Viajar sozinha. Pode?

Sempre que vou conversar com alguém sobre minhas aventuras solo, gera um desconforto no andamento da fala do interlocutor. Sozinha? E você não se sente solitária? Deve ser tão sem graça… Alguns completam com um “tadinha!”

Viajar sozinhA, frise-se, especialmente para mulheres, desperta um sentimento horrível nas pessoas: PENA. Por toda a vida rejeitei qualquer pessoa que sentisse algo parecido por mim e odeio quando sinto-me compadecida por alguém dessa forma penosa.

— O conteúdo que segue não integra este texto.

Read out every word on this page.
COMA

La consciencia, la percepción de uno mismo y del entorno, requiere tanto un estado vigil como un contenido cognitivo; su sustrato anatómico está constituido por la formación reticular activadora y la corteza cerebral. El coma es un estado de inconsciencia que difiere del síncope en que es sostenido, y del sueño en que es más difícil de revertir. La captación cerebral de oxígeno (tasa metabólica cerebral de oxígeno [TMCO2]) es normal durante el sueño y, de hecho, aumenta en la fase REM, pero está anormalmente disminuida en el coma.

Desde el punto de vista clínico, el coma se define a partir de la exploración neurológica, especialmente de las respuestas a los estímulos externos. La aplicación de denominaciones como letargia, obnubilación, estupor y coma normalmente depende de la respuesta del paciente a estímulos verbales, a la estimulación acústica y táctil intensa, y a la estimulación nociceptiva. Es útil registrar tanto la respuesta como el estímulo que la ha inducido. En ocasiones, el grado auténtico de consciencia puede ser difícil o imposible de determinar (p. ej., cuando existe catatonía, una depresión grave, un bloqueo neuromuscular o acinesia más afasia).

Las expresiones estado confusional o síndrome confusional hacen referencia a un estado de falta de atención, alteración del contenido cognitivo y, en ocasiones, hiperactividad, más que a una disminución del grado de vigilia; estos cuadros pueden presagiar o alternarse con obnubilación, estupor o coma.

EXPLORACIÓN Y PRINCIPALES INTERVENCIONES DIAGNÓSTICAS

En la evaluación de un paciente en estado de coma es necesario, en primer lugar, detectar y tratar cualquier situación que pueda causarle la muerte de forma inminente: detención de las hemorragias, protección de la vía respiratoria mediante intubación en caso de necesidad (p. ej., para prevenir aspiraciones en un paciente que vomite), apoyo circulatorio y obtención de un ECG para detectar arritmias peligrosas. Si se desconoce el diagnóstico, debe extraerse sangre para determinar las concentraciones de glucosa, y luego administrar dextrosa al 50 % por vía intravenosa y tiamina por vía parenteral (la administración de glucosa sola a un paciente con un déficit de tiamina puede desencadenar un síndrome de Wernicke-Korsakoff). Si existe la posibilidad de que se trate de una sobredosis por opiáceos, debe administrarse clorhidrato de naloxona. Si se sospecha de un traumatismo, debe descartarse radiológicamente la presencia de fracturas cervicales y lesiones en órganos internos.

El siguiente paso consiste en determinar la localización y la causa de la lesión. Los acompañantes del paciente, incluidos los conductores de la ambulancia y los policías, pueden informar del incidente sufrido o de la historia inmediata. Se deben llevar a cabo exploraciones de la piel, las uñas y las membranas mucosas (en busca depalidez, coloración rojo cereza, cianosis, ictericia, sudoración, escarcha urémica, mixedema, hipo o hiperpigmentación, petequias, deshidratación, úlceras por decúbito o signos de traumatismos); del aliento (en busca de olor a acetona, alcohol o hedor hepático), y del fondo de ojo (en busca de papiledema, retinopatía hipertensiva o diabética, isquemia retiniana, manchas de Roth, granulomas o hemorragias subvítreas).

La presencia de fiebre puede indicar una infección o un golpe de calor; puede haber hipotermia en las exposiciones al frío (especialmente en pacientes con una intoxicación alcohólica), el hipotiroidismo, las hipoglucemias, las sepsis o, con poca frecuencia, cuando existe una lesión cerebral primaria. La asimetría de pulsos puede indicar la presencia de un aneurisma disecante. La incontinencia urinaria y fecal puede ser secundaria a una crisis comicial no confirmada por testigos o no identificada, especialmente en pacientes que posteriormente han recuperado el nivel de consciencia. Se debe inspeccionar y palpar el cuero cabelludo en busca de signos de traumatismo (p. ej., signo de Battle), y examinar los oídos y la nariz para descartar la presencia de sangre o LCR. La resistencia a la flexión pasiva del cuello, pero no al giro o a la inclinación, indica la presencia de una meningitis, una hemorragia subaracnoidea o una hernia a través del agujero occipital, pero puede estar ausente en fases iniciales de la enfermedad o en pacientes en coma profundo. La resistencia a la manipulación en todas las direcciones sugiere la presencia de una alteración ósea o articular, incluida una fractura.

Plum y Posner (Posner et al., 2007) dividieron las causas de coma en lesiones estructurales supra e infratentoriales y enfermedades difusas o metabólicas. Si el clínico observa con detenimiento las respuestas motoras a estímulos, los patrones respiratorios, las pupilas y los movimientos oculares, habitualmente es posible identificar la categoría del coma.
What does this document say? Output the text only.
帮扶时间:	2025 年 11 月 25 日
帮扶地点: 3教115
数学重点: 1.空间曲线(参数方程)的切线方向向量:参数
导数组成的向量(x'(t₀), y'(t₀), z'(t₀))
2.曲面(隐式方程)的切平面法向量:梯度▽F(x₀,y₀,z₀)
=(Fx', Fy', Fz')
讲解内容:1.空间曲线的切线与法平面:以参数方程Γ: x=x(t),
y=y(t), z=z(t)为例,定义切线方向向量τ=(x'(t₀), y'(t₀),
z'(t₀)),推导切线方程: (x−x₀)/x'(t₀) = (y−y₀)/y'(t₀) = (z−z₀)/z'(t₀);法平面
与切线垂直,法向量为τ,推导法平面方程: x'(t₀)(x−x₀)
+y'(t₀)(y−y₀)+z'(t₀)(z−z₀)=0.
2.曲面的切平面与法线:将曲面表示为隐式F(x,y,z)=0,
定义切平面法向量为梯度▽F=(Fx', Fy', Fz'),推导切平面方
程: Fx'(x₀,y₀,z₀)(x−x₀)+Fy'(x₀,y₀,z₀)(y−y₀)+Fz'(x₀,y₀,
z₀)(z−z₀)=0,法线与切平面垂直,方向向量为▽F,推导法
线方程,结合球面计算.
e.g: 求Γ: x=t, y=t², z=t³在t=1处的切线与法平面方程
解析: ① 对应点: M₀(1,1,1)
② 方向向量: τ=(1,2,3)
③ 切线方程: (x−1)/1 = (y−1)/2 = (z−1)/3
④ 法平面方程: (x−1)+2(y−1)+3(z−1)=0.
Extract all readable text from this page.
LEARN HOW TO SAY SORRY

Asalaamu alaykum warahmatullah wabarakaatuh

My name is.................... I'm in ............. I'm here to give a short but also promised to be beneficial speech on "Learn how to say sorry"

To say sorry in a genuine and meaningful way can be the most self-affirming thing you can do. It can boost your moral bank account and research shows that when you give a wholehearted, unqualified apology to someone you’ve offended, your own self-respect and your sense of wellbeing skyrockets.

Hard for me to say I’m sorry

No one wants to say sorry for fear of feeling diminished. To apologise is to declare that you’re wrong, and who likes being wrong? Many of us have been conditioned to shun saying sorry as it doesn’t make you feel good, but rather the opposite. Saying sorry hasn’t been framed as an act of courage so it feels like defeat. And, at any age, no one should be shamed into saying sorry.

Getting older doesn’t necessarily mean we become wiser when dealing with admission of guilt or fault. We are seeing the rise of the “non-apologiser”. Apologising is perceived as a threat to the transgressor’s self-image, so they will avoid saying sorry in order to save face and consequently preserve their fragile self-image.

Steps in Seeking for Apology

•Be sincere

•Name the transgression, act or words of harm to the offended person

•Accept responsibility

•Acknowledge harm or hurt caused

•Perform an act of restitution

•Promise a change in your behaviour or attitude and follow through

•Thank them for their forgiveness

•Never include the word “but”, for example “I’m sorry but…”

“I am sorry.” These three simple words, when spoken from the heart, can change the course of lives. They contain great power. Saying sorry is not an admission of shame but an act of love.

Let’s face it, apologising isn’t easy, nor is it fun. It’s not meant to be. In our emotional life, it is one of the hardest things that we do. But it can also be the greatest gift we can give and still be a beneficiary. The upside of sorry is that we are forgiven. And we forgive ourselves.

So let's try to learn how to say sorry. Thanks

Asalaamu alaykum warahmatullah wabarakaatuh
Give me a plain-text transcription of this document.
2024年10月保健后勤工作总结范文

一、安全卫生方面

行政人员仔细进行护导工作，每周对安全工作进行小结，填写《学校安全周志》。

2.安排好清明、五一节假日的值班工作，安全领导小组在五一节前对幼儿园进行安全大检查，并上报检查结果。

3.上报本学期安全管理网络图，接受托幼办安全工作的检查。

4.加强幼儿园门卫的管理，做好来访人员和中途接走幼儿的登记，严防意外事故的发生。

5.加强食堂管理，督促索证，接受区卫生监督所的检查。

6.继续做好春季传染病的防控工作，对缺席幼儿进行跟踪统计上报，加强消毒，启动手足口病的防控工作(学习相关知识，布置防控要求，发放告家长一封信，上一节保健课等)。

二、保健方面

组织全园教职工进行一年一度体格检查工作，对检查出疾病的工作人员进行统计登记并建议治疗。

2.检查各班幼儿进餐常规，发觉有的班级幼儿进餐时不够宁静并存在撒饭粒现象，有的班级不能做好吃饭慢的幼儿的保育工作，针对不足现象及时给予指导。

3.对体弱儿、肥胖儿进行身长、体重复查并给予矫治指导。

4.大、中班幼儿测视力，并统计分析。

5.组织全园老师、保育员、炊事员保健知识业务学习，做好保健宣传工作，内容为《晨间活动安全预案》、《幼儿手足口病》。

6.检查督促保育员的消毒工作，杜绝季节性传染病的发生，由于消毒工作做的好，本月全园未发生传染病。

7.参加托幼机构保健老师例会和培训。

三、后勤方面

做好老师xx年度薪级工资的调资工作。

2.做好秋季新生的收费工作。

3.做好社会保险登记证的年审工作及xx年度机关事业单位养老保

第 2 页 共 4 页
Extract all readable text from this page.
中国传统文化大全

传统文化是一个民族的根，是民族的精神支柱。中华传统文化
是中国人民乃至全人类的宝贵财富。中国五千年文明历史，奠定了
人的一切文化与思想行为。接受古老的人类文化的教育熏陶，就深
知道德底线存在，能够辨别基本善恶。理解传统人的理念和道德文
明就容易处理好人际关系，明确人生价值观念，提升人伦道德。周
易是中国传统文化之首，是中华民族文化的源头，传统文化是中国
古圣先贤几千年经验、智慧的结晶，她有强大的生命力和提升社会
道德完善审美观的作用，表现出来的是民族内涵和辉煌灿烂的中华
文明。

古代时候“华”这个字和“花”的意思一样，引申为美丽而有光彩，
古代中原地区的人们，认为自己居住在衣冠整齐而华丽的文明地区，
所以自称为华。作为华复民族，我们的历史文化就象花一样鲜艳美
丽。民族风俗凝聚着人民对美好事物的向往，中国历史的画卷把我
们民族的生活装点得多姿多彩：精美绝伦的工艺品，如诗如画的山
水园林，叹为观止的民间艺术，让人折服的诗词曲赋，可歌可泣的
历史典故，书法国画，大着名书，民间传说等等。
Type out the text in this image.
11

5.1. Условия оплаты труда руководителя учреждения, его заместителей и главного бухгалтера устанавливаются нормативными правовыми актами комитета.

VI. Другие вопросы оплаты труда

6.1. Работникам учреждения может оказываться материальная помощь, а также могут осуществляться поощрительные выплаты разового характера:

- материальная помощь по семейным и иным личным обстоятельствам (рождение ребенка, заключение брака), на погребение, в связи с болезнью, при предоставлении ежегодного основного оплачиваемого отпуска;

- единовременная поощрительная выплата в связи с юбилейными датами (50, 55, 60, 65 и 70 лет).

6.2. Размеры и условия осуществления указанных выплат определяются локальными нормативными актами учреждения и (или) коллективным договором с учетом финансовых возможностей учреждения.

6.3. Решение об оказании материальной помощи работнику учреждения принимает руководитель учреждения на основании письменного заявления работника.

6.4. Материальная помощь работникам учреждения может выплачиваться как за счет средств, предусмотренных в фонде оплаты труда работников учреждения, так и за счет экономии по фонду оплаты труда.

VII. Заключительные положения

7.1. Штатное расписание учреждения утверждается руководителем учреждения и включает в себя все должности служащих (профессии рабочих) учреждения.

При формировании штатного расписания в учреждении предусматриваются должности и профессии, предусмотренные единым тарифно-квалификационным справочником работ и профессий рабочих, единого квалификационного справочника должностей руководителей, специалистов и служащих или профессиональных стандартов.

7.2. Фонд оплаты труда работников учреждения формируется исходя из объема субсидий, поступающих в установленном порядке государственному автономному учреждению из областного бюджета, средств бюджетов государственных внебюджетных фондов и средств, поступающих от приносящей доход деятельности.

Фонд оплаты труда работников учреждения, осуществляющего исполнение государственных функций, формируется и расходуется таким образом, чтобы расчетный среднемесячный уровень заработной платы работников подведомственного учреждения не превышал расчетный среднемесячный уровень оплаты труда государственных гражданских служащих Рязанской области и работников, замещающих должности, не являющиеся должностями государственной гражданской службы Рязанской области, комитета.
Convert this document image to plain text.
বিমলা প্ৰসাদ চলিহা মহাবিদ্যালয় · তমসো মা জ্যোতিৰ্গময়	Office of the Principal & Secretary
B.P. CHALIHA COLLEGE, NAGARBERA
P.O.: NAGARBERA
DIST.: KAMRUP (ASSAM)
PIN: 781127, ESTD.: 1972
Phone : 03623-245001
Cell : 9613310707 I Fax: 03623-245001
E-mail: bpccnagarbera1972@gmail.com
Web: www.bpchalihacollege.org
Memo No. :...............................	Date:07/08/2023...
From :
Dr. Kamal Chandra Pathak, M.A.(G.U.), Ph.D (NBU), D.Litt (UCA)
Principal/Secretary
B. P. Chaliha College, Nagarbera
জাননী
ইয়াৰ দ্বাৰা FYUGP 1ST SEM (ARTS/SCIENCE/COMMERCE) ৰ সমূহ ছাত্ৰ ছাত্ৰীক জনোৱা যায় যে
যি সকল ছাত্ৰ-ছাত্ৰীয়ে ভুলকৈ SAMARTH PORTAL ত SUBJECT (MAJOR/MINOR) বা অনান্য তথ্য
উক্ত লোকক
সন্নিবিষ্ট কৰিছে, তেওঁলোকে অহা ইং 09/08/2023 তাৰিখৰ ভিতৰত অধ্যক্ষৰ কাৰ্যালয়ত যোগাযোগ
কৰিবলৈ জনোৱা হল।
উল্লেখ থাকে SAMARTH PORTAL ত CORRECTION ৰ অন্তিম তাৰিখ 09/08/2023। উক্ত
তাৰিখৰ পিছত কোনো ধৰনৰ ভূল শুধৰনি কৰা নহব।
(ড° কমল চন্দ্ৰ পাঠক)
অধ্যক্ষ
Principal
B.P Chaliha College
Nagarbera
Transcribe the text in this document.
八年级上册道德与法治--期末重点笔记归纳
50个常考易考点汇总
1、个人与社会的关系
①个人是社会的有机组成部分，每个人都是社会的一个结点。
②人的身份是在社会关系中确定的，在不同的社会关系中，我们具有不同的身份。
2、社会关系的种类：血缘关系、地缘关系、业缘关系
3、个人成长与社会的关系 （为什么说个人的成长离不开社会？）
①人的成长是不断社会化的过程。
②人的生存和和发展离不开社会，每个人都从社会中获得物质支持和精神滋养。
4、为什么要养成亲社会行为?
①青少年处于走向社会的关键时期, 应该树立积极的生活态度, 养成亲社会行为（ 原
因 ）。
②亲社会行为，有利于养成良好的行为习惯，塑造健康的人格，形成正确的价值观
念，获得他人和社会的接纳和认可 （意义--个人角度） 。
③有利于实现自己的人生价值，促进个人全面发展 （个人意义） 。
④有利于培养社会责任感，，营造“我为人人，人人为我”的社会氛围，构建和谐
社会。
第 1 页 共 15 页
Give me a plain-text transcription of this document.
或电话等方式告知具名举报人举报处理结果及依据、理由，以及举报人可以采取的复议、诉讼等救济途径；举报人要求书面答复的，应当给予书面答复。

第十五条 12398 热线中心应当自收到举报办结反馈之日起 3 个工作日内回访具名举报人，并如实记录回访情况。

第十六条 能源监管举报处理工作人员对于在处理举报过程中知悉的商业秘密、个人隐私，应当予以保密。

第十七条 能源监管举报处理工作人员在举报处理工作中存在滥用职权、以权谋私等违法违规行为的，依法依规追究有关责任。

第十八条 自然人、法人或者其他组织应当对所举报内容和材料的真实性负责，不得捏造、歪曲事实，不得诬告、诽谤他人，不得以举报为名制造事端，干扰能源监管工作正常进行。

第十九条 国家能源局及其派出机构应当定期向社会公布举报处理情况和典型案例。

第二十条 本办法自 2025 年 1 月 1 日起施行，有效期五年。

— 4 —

Para muitas pessoas, pareceria inadmissível uma mulher viajando sozinha há algum tempo. Porém, os tempos mudaram, o mundo globalizou, as mulheres estão chegando onde nunca antes estiveram e mostrando toda a sua força, provando que a graça e a coragem podem andar de mãos dadas.

Cada dia é maior o número de mulheres que viajam sozinhas, seja por falta de uma companhia, por dificuldades em conciliar os períodos de férias com o (a) companheiro (a) ou amigas (os), ou apenas por opção, porque sim.

No meu caso, as viagens solitárias (oh, Gosh!) começaram como uma forma de libertação. Eu queria me sentir mais forte, destemida, recuperar minha essência aventureira que ficou por algum tempo escondida, tirar um tempo pra me curtir, uma espécie de retiro espiritual “inside myself”. Além disso, a ideia surgiu também por não conseguir imaginar uma companhia melhor do que a minha própria naquele momento.

Me joguei. Comprei uma passagem, organizei mais ou menos como seria a viagem, e durante esse processo pré-partida já me sentia mais poderosa do que nunca, só pela expectativa e ansiedade de imaginar como seriam os dias “forever alone”.  🙂 

Além disso, tinha total liberdade pra fazer o que quisesse, buscar o que tivesse interesse e me permitir mudar de planos ou aceitar o que acontecesse no caminho. Um orgulho imenso de contar e defender para os outros minha ideia maluca de viajar sozinha, sentimento de desbravadora do Universo.

Posso resumir o que foi a primeira experiência em uma palavra: LIBERTADORA. Você se veste de uma coragem incrível, se vê passando de frágil à dona do seu próprio caminho a partir do momento em que decide ir. E é simples, basta querer. Sempre podemos fazer tudo aquilo que nosso coração desejar, devemos apenas planejar a melhor forma de executar para chegar ao nosso objetivo.

– Ah, mas tem lados ruins – você pode pensar. Claro que sim. E tem muitos riscos também. Assassinos, estupradores, monstros mitológicos e tudo mais que você possa imaginar. Mas os mesmos riscos que corremos no dia-a-dia são os que correremos voando nas asas da liberdade. 😉

O sentimento de solidão pode te pegar? Sim. Na minha primeira viagem não pegou, mas em uma outra me senti bastante solitária e vazia. E o que você faz se isso acontecer? Assume o risco. Chora se for o caso, volta pra casa e cai na estrada de novo assim que sentir necessidade. Não há regras, você deve fazer aquilo que o seu coração mandar. E só.

Então, se você é mulher e está se perguntando se deve ou não fazer aquela viagem que há tanto tempo sonha e nunca consegue conciliar com ninguém pra ir junto, só tenho uma coisa a dizer: SE JOGA! O maior risco que você corre é o de viciar e não querer parar de viajar sozinha nunca mais.